1530 yılına gelindiğinde hastalanan Babür Şah’ın yaşamı boyunca on sekiz çocuğu olduğu bilinmektedir ancak öldüğünde dört oğlu ile üç kızı hayatta idi. Bunlar Hümâyun, Kâmrân, Askerî, Hindâl, Gülreng, Gülçehre ve Gülbeden’dir. Hastalığının giderek ağırlaşması üzerine bütün emirleri huzuruna çağırarak oğlu Hümâyun’u hükümdar ilân etmiştir. Üç gün sonra 26 Aralık 1530 tarihinde Agra’da vefat eden Babür Şah’ın naaşı Cemne Nehri kenarındaki Nûr-Efşân bahçesinde toprağa verildiyse de vasiyeti gereğince altı ay sonra Kâbil’e taşınmış ve Bâğ-ı Bâbür’de yakınlarının yanına gömülmüştür. Şah Cihan 1646 yılında Babür için muhteşem bir türbe inşa ettirmiştir.
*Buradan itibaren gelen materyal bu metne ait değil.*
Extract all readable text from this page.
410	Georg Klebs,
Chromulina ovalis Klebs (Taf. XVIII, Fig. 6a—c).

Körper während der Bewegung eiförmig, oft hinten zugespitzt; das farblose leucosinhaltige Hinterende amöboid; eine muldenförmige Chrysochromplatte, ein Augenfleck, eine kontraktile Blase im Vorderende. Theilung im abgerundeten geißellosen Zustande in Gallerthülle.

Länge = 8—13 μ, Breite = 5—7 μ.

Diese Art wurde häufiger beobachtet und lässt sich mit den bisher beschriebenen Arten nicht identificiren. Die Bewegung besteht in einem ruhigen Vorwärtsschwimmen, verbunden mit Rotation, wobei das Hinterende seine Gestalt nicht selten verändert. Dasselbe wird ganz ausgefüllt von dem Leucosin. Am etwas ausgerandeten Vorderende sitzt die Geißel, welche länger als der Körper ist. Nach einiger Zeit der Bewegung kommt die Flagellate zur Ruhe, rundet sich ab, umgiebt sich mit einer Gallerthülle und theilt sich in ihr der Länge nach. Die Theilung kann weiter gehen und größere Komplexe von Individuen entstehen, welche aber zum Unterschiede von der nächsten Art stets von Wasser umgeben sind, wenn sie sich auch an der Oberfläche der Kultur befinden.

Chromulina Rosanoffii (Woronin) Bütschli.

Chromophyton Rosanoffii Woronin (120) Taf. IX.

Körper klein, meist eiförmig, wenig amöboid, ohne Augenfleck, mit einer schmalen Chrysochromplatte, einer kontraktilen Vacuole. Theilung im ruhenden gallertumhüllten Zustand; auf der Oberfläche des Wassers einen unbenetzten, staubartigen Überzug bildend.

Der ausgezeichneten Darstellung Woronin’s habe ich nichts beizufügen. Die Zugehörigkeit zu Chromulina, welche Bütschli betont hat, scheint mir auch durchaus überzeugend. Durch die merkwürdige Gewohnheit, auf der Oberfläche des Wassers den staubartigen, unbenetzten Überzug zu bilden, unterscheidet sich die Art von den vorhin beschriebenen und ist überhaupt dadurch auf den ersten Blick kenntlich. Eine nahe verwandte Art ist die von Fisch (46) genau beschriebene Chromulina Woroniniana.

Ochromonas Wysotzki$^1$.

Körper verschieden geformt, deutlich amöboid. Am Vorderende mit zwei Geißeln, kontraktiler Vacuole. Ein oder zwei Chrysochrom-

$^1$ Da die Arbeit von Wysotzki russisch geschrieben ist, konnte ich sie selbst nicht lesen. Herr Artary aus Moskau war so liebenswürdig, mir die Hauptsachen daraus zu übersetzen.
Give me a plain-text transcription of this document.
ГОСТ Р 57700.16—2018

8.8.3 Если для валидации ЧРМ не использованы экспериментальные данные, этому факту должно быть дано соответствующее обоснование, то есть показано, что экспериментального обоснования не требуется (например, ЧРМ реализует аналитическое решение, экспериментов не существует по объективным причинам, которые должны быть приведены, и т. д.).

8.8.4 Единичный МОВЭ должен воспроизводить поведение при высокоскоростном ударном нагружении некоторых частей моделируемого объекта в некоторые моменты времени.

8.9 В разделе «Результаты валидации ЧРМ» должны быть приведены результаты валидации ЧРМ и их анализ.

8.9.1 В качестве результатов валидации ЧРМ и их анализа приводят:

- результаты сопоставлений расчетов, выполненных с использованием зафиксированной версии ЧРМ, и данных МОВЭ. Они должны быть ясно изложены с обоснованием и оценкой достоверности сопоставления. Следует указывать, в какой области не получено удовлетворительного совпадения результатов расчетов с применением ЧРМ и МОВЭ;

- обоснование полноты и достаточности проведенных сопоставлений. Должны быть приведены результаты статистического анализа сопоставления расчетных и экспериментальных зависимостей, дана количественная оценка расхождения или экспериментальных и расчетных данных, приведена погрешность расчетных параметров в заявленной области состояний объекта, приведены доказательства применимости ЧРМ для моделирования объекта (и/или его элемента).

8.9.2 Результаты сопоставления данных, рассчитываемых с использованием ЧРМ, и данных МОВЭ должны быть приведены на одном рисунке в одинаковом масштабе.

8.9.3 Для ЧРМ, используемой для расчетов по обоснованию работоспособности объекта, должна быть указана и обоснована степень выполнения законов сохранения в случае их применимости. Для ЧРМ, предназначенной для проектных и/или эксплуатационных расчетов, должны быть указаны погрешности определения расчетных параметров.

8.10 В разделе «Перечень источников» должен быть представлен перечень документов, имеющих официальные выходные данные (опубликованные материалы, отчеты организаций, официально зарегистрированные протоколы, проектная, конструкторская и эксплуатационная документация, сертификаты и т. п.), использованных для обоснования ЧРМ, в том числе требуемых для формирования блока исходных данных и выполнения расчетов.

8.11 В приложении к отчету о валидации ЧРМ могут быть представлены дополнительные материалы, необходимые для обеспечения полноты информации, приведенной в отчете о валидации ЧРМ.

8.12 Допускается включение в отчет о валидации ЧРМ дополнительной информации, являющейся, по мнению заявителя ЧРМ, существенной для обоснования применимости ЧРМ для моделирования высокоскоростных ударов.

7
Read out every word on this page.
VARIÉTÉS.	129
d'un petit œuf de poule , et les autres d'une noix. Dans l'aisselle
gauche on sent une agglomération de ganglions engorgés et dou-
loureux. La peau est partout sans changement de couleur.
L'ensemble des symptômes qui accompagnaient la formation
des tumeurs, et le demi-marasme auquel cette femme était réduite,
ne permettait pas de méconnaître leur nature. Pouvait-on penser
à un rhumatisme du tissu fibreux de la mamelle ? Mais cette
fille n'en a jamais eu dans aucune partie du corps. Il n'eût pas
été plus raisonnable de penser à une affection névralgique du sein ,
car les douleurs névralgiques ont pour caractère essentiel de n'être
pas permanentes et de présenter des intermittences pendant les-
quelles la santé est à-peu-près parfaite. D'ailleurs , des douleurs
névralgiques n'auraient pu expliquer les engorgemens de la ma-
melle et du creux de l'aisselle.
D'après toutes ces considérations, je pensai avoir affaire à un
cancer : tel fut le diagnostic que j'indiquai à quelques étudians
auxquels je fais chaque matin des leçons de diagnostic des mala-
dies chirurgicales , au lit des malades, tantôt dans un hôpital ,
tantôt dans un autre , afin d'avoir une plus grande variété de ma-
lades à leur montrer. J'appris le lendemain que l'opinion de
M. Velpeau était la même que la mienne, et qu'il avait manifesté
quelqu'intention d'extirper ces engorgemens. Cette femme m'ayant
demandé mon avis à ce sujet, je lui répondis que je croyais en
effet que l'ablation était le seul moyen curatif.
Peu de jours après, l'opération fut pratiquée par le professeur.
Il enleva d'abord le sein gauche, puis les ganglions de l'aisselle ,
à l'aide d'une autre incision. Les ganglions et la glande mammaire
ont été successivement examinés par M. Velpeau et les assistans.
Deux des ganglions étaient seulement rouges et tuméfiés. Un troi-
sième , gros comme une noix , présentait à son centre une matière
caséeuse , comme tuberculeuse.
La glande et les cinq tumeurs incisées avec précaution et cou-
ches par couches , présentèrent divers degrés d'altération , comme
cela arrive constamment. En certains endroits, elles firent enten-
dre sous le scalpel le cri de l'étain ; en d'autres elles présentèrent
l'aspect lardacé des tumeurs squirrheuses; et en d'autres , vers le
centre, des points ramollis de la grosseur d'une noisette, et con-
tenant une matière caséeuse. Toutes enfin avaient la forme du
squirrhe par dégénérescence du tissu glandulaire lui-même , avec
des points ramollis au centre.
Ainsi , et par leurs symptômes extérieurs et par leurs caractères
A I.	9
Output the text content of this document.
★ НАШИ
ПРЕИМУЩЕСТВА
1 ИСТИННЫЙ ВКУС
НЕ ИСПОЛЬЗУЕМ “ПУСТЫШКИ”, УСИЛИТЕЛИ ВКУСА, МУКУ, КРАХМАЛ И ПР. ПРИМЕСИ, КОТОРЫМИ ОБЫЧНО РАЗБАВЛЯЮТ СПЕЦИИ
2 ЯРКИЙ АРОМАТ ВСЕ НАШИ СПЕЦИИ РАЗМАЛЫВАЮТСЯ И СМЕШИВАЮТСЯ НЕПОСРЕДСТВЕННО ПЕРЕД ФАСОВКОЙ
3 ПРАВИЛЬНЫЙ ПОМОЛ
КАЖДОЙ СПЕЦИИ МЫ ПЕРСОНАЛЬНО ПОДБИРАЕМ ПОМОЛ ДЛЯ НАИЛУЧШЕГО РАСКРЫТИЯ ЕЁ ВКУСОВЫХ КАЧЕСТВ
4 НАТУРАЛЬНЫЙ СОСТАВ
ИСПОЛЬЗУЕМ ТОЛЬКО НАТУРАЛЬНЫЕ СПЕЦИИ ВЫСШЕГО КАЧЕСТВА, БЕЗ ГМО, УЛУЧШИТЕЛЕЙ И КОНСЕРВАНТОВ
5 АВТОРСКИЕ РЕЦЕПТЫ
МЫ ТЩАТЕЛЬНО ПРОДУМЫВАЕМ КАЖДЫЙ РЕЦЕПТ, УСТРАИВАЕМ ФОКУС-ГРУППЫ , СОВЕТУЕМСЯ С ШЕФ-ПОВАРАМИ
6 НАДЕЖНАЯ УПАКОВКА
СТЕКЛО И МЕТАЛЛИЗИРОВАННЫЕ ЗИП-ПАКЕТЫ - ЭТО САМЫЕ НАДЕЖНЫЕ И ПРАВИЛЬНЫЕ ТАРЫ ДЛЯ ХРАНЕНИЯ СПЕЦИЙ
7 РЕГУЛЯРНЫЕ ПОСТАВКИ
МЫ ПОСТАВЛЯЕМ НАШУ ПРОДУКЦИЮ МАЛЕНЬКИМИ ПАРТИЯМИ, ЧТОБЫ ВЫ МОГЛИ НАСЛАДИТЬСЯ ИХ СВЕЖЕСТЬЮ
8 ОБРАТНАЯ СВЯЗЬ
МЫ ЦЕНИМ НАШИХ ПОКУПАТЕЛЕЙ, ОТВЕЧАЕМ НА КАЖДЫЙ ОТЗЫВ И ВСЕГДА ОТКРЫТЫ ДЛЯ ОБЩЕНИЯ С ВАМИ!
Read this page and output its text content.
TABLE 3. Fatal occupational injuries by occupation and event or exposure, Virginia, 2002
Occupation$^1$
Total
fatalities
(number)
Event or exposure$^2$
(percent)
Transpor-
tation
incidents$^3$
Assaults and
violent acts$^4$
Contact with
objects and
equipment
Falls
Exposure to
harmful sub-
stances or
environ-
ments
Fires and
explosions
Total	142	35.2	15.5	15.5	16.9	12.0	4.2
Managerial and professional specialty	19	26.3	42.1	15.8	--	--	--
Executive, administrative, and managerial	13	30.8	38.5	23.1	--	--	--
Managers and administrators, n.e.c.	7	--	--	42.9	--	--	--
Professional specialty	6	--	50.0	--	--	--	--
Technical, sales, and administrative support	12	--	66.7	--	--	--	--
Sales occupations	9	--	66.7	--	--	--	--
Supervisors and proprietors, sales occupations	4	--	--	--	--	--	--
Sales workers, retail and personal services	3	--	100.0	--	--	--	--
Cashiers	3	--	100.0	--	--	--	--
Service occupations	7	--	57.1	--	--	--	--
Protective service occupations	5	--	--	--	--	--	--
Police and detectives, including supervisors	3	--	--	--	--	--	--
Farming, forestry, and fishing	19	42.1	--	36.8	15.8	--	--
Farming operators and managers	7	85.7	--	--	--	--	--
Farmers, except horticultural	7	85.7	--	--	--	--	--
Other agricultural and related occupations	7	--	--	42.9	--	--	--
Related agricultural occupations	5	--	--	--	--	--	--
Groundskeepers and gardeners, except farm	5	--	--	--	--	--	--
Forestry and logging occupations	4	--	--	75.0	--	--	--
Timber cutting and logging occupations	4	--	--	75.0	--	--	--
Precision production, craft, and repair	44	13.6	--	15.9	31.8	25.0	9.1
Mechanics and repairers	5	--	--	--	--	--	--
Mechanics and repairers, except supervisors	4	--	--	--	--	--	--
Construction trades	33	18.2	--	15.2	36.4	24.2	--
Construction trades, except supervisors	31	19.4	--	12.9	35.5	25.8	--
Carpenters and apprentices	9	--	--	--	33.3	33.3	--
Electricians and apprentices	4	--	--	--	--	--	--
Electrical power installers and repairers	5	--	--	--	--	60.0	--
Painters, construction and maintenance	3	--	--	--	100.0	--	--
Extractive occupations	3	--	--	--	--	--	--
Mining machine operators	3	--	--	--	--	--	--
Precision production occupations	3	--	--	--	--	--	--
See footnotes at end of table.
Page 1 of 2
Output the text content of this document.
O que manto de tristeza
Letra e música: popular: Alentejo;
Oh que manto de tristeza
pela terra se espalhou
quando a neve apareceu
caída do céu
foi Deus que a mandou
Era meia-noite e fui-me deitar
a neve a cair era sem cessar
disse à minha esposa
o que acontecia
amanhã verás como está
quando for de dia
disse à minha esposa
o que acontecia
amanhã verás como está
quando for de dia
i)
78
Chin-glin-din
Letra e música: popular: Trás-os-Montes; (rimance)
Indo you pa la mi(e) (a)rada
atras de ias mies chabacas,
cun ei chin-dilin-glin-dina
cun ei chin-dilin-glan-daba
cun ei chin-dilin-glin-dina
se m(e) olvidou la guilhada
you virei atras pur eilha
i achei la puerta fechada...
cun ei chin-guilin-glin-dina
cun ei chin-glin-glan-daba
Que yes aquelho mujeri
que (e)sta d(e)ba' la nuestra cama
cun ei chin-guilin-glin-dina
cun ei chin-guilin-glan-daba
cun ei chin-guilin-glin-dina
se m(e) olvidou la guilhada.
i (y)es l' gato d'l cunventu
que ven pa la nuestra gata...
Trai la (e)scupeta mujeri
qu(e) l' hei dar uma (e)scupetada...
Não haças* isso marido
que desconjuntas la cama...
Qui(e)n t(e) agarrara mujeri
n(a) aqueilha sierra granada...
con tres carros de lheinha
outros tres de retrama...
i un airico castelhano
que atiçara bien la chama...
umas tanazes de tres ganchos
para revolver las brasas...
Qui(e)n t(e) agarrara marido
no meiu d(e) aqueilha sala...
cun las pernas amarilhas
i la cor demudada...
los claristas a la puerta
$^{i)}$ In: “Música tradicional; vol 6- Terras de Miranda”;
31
Babür Şah’ın savaşlarla geçen hayatında çok yıpranmış ve bu durumun sağlığını günden güne bozmuştur. Tarihî kaynaklara göre Babür, kendi ifadesiyle Hindistan’ın sıhhate muzır havasının da tetiklediği kronik sıtmadan ötürü hastalanmıştır. Ayrıca oğlu Hümayun tarafından zehirletilme teşebbüsü ile kendini eski inançların bir gereği olarak oğlu Hümayun için kurban etmesi neticesinde vefat ettiği yönünde iddialar da bulunmaktadır.